ローマ帝国時代、12月25日(冬至)にはナタリス・インウィクティと呼ばれる祭典があった。この祭典は、ソル・インウィクトゥス(不敗の太陽神)の誕生を祭るものである。このソル・インウィクトゥスとミトラスの関係をミトラス教徒がどう考えていたかは、当時の碑文から明白である。碑文には「ソル・インウィクトゥス・ミトラス」と記されており、ミトラス教徒にとってはミトラスがソル・インウィクトゥスであった。ミトラス教徒は太陽神ミトラスが冬至に「再び生まれる」という信仰をもち、冬至を祝った。(短くなり続けていた昼の時間が冬至を境に長くなっていくことから)。
現代において、12月25日は一般にイエス・キリストの誕生日とされキリスト教の祭日「クリスマス」として認識されている。

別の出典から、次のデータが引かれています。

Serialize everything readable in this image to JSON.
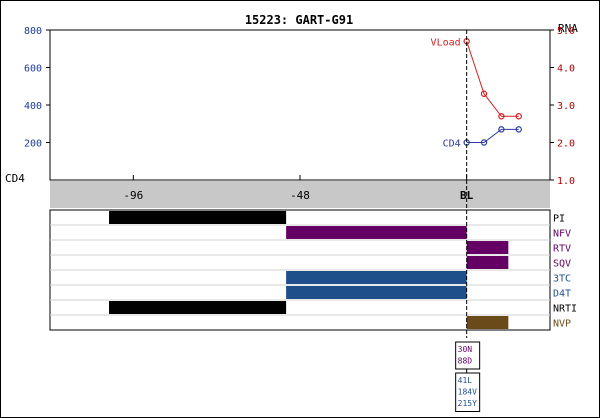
{
  "chart_data": {
    "type": "line",
    "title": "15223: GART-G91",
    "left_axis": {
      "label": "CD4",
      "ticks": [
        200,
        400,
        600,
        800
      ],
      "range": [
        0,
        800
      ],
      "color": "#1a3a9a"
    },
    "right_axis": {
      "label": "RNA",
      "ticks": [
        "1.0",
        "2.0",
        "3.0",
        "4.0",
        "5.0"
      ],
      "range": [
        1.0,
        5.0
      ],
      "color": "#b00000"
    },
    "x_axis": {
      "range": [
        -120,
        24
      ],
      "ticks": [
        {
          "value": -96,
          "label": "-96"
        },
        {
          "value": -48,
          "label": "-48"
        },
        {
          "value": 0,
          "label": "BL"
        }
      ],
      "baseline_value": 0
    },
    "series": [
      {
        "name": "VLoad",
        "axis": "right",
        "color": "#d21e1e",
        "x": [
          0,
          5,
          10,
          15
        ],
        "y": [
          4.7,
          3.3,
          2.7,
          2.7
        ]
      },
      {
        "name": "CD4",
        "axis": "left",
        "color": "#2a3aa0",
        "x": [
          0,
          5,
          10,
          15
        ],
        "y": [
          200,
          200,
          270,
          270
        ]
      }
    ],
    "drug_rows": [
      {
        "label": "PI",
        "color": "#000000",
        "label_color": "#000000",
        "segments": [
          [
            -103,
            -52
          ]
        ]
      },
      {
        "label": "NFV",
        "color": "#640064",
        "label_color": "#640064",
        "segments": [
          [
            -52,
            0
          ]
        ]
      },
      {
        "label": "RTV",
        "color": "#640064",
        "label_color": "#640064",
        "segments": [
          [
            0,
            12
          ]
        ]
      },
      {
        "label": "SQV",
        "color": "#640064",
        "label_color": "#640064",
        "segments": [
          [
            0,
            12
          ]
        ]
      },
      {
        "label": "3TC",
        "color": "#1f4f8a",
        "label_color": "#1f4f8a",
        "segments": [
          [
            -52,
            0
          ]
        ]
      },
      {
        "label": "D4T",
        "color": "#1f4f8a",
        "label_color": "#1f4f8a",
        "segments": [
          [
            -52,
            0
          ]
        ]
      },
      {
        "label": "NRTI",
        "color": "#000000",
        "label_color": "#000000",
        "segments": [
          [
            -103,
            -52
          ]
        ]
      },
      {
        "label": "NVP",
        "color": "#6b4a1a",
        "label_color": "#6b4a1a",
        "segments": [
          [
            0,
            12
          ]
        ]
      }
    ],
    "mutation_boxes": [
      {
        "color": "#640064",
        "lines": [
          "30N",
          "88D"
        ]
      },
      {
        "color": "#1f4f8a",
        "lines": [
          "41L",
          "184V",
          "215Y"
        ]
      }
    ]
  }
}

しかし、これはキリスト教が広がる過程で前述の祭を吸収した後付けの習慣である。『新約聖書』にイエス・キリストが生まれた日付や時季を示す記述はなく、キリスト教各宗派においてもクリスマスはあくまで「イエス・キリストの降誕を記念し祝う祭日」としており、この日をイエス・キリストの誕生日と認定しているわけではない。(wikipedia

ゾロアスター教、恐るべし。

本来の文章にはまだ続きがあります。